Louise was interested, too; but Betty had promised to take some papers for Mr. Littell and see that they reached an architect in one of the nearby office buildings. Bobby elected to go with her, and they decided that, that errand accomplished, they might do a little shopping and meet the others at the theater door at five o'clock.
"Mr. Waters won't be in till three o'clock," announced the freckle-faced office boy who met them in the outer office of the architect's suite.
"Then we'll have to come back," decided Betty, glancing at her watch. "It is just two now."
"You can leave anything with me," said the boy politely. "I'll see that he gets it as soon as he comes in."
"Yes, do, Betty," urged Bobby. "Dad would say it was all right to leave that envelope of papers. They're not terribly important."
"We can do our shopping and then come back," insisted Betty, to the evident disgust of Bobby and the hardly less concealed impatience of the office boy.
"Why wouldn't you leave 'em?" demanded Bobby, when they were once more in the street.
"Dad hasn't any secret service stuff, I'm sure of that. Now we have to come all the way back here again, and that means hurrying through our shopping."

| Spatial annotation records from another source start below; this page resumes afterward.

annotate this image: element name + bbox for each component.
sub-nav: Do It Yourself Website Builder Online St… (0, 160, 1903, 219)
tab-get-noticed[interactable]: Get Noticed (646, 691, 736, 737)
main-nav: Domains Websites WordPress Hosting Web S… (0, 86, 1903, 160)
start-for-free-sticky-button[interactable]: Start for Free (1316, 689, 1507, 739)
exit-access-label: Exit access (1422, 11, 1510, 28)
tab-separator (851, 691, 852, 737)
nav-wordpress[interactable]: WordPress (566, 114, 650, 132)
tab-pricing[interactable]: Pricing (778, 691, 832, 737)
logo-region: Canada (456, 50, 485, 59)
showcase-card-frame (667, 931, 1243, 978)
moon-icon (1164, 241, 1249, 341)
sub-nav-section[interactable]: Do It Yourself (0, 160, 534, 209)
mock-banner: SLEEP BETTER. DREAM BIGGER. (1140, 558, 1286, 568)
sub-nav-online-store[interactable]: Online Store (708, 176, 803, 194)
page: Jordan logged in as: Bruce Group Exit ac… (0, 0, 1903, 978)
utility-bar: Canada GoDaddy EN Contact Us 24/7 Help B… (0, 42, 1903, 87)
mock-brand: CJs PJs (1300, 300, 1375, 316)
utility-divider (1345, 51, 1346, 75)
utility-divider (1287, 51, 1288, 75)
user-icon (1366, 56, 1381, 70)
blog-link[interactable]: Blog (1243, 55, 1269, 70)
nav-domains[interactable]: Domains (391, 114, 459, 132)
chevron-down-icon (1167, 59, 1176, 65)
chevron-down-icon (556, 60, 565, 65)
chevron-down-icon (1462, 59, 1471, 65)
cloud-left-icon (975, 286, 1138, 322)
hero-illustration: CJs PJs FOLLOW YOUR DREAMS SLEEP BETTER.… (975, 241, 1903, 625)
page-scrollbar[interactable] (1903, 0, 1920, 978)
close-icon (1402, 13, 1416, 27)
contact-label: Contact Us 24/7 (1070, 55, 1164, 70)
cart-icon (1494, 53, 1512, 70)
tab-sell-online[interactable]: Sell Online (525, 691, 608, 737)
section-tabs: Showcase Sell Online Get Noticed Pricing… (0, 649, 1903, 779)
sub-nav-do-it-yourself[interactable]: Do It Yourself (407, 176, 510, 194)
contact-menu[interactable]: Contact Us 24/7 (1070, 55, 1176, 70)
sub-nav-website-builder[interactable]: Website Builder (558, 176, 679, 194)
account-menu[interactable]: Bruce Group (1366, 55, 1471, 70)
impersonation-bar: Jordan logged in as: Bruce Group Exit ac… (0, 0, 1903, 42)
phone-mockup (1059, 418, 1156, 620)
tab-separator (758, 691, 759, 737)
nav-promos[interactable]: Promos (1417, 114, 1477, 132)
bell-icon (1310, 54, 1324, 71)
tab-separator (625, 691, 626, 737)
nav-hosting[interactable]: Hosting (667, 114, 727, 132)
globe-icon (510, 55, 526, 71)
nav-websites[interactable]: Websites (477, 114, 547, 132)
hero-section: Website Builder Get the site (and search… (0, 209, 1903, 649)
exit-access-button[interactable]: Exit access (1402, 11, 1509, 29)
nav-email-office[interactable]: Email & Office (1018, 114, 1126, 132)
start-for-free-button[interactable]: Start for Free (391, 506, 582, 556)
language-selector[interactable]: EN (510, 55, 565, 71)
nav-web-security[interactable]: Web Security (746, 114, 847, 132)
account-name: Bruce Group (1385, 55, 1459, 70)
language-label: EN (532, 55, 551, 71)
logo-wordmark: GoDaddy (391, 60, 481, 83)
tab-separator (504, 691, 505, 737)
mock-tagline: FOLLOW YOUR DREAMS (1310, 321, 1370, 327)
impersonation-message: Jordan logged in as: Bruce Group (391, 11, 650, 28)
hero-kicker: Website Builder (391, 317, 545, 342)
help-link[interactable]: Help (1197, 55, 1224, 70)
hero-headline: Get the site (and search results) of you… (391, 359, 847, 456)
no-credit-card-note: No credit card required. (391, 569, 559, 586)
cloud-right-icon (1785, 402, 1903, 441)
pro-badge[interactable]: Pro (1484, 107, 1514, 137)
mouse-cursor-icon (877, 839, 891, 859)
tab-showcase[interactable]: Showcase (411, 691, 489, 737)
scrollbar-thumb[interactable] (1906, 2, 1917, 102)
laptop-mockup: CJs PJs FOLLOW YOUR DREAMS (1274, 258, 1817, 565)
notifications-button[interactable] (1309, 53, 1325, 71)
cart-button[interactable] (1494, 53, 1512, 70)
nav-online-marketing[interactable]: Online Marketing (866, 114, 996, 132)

"You needn't come," said Betty mildly. "Your father asked me to give those papers personally to Mr. Waters. He didn't say they were important; I don't know that they are. But if I say I am going to give an envelope personally to any one, I don't intend to give that envelope to a third person if there's nothing in it more valuable than—hair nets!"
The window they were passing suggested the comparison, and Bobby laughed good-naturedly and forebore to argue further. Promptly at three o'clock she and Betty entered the elevator in the office building and were whirled up to the fifth floor to find Mr. Waters in his private office.